Speculation about the creation of a base

As Mauritania's security situation improved and its political system became "semi-democratic," its relations with NATO strengthened dramatically. NATO undertook a mission to train Mauritanian military personnel and established four crisis management centers in the country, which helped the alliance combat threats to security and public health.

Mauritania's invitation to the Madrid summit in June 2022, as a non-NATO partner, has sparked speculation that a NATO base on its Atlantic coast could be established.

The drive to expand security cooperation between NATO and Mauritania is also driven by the desire of European countries to curb "irregular" migration flows from the Sahel.

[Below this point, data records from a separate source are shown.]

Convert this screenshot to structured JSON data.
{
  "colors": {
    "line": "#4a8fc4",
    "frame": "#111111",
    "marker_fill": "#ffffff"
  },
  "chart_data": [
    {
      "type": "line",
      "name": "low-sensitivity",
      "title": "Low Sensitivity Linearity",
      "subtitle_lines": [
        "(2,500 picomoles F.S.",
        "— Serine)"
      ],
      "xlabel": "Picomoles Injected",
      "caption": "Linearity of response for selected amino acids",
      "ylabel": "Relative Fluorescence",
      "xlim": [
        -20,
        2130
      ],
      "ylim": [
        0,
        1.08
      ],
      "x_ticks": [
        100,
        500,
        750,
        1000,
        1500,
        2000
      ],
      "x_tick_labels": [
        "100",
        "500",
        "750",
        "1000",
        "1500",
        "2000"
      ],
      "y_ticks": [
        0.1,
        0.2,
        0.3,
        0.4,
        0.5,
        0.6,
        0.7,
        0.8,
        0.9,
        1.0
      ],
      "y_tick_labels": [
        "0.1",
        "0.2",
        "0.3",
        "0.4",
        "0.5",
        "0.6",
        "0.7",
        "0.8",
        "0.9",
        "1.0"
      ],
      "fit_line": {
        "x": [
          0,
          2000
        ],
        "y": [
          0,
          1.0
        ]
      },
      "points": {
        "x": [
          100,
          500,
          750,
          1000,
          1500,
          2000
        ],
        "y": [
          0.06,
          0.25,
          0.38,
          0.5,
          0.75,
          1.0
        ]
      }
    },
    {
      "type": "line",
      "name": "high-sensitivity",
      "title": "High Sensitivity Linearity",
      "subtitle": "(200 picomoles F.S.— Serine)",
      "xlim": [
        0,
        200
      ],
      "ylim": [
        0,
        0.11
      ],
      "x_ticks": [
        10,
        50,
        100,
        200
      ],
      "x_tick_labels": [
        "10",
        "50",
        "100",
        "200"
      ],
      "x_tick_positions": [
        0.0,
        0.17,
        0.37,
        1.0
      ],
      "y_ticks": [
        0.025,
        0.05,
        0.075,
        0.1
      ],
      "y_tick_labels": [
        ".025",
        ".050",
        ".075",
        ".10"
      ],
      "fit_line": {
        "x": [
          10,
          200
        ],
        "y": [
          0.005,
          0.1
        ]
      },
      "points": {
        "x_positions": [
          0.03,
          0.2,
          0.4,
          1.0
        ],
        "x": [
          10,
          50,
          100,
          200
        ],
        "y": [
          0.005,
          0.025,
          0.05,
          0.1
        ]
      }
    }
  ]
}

In November 2022, Spain concluded an agreement providing logistical assistance to support Mauritania's efforts to limit the entry of irregular migrants.

Mauritania has assumed new strategic importance as European countries seek alternative energy suppliers. Mauritania is poised to become a gas exporter to Europe by the end of 2023, with the completion of the first phase of the great "turtle/Ahmeim" project, led by BP and Cosmos Energy.

Russia, too, is looking for a role in Mauritania, increasing its engagement with Nouakchott in its search to improve the working conditions of Russian fishermen in Mauritania's exclusive economic zone and providing support against terrorism in the Sahel.

Ghazouani's ability to combine his country's growing diplomatic profile with its long-term economic growth with effective counterterrorism measures will determine whether being dragged into West Africa's coup belt can be avoided.